A team of divers have discovered 168 bottles of champagne in a shipwreck that was resting in the bottom of Baltic Sea in 2010, they then brought the champagne to the surface and tasted one and realized that they are more than 100 years old.
A team of scientist wants to understand what the bottles really contained, and how does it taste, whether it taste similar to the like the champagne we have today.
The scientist tested the drink to find out its chemical composition and how does it taste, and they found that the champagne produced in 19th century tastes similar to the modern day champagne.
Philippe Jeandet, a scientist at the University of Reims Champagne-Ardenne in France and one of the member involved in the study said that he and other team members believed that the 170 year old champagne would have different taste than the modern day champagne, but they discovered that it is similar to today’s wine.
The researchers have compared three different champagnes chemical composition which are discovered from the shipwreck.
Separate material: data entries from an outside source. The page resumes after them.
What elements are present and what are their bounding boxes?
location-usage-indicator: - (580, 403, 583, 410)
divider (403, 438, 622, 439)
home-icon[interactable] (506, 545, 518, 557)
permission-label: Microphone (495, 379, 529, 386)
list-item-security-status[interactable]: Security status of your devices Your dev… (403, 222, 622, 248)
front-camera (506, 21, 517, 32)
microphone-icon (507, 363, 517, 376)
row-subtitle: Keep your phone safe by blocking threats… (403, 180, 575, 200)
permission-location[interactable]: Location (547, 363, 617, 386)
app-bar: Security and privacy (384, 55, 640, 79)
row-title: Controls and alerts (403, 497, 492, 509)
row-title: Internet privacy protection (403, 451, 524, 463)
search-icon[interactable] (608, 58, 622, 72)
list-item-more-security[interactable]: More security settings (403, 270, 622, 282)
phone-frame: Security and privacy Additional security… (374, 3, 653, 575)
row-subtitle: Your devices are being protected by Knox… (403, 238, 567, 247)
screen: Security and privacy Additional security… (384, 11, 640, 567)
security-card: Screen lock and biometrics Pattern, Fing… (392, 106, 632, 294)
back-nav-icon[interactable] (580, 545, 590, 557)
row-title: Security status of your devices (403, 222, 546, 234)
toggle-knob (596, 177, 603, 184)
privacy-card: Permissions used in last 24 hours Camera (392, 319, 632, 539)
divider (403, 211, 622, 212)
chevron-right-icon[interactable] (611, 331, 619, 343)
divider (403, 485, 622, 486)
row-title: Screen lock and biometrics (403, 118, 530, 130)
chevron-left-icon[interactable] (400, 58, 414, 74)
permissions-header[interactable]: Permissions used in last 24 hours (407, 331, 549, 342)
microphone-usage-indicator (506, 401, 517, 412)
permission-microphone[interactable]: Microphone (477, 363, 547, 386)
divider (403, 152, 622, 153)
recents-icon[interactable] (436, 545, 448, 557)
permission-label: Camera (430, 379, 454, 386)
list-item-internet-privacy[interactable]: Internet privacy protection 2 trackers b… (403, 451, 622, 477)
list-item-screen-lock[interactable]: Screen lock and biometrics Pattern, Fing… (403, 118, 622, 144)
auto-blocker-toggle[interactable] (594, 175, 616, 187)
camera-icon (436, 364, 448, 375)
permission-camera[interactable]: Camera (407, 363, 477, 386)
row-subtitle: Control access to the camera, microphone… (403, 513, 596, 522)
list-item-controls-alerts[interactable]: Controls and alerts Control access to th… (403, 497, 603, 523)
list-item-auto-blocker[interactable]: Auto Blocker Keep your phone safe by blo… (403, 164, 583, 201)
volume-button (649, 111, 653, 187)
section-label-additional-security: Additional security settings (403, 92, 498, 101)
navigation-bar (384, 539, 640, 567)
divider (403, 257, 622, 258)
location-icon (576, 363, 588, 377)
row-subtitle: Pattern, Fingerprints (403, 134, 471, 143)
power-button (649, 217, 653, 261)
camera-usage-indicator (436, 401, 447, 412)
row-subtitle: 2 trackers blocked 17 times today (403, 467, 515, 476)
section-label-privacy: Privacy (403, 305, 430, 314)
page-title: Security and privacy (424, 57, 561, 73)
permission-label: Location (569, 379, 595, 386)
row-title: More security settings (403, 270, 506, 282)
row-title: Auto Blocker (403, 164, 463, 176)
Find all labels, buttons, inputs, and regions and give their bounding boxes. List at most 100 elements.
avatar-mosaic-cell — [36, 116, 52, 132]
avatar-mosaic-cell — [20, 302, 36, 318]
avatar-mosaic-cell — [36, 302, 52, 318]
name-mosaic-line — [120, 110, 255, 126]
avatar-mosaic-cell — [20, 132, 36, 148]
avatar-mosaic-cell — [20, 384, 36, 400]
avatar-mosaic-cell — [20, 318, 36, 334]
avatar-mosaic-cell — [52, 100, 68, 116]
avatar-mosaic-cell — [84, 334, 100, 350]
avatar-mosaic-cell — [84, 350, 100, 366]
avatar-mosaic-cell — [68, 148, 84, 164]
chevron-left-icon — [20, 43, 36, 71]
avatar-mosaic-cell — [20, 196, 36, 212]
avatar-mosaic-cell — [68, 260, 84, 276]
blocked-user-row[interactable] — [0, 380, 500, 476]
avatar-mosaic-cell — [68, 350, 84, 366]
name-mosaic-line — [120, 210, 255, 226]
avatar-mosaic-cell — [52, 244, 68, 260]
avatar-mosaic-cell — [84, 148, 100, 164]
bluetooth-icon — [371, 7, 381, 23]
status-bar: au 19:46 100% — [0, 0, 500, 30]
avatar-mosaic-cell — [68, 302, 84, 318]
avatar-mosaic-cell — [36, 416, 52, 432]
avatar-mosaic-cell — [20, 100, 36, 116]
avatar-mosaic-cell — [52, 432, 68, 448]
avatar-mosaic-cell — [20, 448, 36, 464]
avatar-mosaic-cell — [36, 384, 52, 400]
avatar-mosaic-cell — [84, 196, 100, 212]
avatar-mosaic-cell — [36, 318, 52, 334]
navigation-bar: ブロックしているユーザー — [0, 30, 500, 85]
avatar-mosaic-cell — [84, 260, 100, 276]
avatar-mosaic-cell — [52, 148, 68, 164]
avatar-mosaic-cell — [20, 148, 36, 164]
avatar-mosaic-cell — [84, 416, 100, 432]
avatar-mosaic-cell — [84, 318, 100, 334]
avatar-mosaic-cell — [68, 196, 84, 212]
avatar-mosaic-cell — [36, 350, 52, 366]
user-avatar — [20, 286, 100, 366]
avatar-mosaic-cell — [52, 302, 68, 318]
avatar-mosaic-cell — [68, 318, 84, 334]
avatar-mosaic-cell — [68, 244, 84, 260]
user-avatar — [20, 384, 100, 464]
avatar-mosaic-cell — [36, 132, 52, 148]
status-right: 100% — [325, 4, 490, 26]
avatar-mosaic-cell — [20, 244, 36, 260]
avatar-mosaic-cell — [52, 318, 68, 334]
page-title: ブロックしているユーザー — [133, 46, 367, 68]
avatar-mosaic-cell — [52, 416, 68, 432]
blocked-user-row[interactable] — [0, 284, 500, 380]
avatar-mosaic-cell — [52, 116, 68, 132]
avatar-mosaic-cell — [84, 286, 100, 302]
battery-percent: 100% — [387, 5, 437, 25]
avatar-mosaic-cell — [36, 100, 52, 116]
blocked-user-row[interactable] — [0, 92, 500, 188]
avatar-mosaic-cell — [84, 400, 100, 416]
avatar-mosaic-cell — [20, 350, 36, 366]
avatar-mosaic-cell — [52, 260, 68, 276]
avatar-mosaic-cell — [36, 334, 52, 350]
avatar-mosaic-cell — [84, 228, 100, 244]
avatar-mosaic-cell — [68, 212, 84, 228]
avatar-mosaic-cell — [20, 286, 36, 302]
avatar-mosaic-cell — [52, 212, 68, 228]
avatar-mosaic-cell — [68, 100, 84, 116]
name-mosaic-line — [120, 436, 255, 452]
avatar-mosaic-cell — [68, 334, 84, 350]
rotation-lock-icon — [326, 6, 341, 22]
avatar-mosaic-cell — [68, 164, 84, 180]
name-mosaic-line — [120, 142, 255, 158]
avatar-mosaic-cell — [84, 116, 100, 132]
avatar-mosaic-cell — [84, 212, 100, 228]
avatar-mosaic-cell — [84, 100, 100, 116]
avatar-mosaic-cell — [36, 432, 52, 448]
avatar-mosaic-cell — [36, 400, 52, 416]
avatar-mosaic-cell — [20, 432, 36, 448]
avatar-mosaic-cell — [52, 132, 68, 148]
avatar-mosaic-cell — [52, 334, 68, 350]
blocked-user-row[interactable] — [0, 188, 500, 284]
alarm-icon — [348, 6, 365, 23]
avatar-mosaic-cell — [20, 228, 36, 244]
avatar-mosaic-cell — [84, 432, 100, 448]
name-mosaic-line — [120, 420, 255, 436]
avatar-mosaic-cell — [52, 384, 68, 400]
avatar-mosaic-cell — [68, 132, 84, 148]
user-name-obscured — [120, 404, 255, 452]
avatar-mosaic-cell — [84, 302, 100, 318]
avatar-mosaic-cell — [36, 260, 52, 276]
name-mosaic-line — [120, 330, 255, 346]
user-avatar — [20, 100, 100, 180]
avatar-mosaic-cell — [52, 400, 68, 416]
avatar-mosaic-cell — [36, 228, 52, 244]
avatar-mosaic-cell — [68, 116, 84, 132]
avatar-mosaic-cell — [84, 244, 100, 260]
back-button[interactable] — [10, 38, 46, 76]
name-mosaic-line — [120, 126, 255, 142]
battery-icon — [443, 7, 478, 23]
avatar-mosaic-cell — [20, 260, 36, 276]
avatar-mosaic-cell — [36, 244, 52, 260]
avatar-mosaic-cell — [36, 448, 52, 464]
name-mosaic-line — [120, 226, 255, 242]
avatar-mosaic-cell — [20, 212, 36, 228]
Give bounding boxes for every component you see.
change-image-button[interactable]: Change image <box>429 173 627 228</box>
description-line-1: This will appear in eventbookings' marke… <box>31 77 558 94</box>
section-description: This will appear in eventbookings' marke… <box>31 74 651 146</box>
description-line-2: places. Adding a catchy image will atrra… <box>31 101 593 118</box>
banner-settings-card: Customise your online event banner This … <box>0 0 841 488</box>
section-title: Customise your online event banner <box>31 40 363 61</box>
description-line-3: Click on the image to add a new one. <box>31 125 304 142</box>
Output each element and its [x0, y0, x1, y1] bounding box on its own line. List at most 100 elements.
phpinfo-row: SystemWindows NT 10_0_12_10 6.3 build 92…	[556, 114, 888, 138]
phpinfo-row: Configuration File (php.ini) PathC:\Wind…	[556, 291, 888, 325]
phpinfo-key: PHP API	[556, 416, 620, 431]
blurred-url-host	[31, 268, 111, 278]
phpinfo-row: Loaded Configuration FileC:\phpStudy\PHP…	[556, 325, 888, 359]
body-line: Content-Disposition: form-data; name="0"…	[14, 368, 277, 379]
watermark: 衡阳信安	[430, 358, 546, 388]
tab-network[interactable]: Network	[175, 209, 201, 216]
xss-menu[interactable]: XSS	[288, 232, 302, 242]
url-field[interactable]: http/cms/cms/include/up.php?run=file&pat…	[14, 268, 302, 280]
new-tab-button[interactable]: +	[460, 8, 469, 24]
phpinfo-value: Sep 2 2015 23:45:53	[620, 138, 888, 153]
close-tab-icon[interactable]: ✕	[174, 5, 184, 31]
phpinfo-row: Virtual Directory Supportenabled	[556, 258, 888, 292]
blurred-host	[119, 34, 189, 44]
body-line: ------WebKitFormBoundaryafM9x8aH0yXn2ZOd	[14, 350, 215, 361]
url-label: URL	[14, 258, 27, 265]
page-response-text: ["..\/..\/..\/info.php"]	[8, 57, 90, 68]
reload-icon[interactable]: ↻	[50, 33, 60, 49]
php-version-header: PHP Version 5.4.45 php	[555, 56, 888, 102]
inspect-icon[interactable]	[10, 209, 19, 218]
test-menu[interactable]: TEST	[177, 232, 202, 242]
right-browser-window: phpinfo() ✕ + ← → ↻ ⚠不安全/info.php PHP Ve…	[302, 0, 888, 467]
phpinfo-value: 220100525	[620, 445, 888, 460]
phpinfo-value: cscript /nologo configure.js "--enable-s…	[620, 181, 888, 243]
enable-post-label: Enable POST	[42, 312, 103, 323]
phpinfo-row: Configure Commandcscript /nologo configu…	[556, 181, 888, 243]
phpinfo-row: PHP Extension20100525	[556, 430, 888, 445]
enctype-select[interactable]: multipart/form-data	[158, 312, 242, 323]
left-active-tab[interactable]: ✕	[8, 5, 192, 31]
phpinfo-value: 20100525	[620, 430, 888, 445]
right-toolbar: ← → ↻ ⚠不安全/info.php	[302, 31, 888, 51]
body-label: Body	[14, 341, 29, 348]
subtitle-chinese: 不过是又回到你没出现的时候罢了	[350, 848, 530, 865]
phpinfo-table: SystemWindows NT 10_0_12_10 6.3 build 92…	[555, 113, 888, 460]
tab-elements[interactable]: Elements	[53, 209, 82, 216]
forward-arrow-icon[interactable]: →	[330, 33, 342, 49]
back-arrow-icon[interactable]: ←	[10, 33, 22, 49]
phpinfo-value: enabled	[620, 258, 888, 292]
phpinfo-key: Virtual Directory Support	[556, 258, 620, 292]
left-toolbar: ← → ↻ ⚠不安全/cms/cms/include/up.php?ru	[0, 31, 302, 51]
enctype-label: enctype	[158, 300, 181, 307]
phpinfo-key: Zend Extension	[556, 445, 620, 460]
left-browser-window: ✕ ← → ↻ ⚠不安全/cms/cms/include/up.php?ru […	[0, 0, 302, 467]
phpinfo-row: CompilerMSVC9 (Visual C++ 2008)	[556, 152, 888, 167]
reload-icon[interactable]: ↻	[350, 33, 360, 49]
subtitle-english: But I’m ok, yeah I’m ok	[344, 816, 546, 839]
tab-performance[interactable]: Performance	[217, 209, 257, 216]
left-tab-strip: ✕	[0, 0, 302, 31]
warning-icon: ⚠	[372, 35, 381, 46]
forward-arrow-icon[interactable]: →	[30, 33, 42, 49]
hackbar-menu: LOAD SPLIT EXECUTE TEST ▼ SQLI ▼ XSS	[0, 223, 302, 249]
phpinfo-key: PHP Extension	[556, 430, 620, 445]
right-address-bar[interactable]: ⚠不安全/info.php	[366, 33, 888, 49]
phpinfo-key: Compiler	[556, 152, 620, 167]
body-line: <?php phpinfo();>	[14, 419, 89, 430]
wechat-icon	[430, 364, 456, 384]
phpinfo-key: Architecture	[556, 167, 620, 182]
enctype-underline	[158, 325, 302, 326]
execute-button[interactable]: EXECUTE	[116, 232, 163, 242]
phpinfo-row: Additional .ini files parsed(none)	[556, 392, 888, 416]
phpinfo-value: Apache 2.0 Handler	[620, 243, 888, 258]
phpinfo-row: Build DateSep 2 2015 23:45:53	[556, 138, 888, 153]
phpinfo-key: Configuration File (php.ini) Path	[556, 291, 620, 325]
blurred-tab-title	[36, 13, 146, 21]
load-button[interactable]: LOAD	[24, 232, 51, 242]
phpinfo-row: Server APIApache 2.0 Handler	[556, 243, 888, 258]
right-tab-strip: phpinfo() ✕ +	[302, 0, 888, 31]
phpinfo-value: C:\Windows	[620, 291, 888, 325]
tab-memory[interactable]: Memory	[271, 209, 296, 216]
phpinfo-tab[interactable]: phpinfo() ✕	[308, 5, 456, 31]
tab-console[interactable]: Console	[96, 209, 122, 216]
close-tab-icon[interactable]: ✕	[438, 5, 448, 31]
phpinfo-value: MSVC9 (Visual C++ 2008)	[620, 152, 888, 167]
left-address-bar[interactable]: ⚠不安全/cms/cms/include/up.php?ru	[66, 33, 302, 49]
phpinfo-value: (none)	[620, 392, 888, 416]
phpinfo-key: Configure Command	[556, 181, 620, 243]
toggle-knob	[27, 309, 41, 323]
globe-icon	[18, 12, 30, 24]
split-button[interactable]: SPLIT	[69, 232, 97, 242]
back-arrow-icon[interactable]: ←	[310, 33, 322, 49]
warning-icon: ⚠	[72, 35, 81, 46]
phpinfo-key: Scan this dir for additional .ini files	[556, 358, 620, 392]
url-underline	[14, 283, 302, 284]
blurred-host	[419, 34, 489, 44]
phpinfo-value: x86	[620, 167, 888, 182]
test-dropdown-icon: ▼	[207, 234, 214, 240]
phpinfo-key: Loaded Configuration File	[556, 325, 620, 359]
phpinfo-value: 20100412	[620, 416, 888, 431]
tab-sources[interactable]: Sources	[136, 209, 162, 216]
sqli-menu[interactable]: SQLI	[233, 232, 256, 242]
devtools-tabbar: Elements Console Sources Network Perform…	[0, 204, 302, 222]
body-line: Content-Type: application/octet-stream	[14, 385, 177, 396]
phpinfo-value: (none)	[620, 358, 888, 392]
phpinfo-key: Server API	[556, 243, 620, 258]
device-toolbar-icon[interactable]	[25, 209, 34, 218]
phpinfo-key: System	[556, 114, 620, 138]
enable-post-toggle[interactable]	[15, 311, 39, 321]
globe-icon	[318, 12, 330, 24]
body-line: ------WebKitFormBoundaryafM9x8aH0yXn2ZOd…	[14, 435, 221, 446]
They say that the drinks were made around 1840 and 1841. They then compared the champagne with the three sample of Veuve Clicquot produced in 1955, 1980 and one from 2011.
The researcher were unaware of the details of the sunken ship, like where it came from , where it was sailing, this lack of information made difficult for the scientists to determine the origin and age of the champagne, but they have analyzed the engravings of the cork and found that it was produced by Veuve Clicquot Ponsardin, Juglar and Heidsieck.
The champagne rested at the bottom of the sea and had perfect storage conditions like optimal temperature of about 2 to 4 degrees, complete darkness.
Researchers found that champagne had more sugar then the modern ones.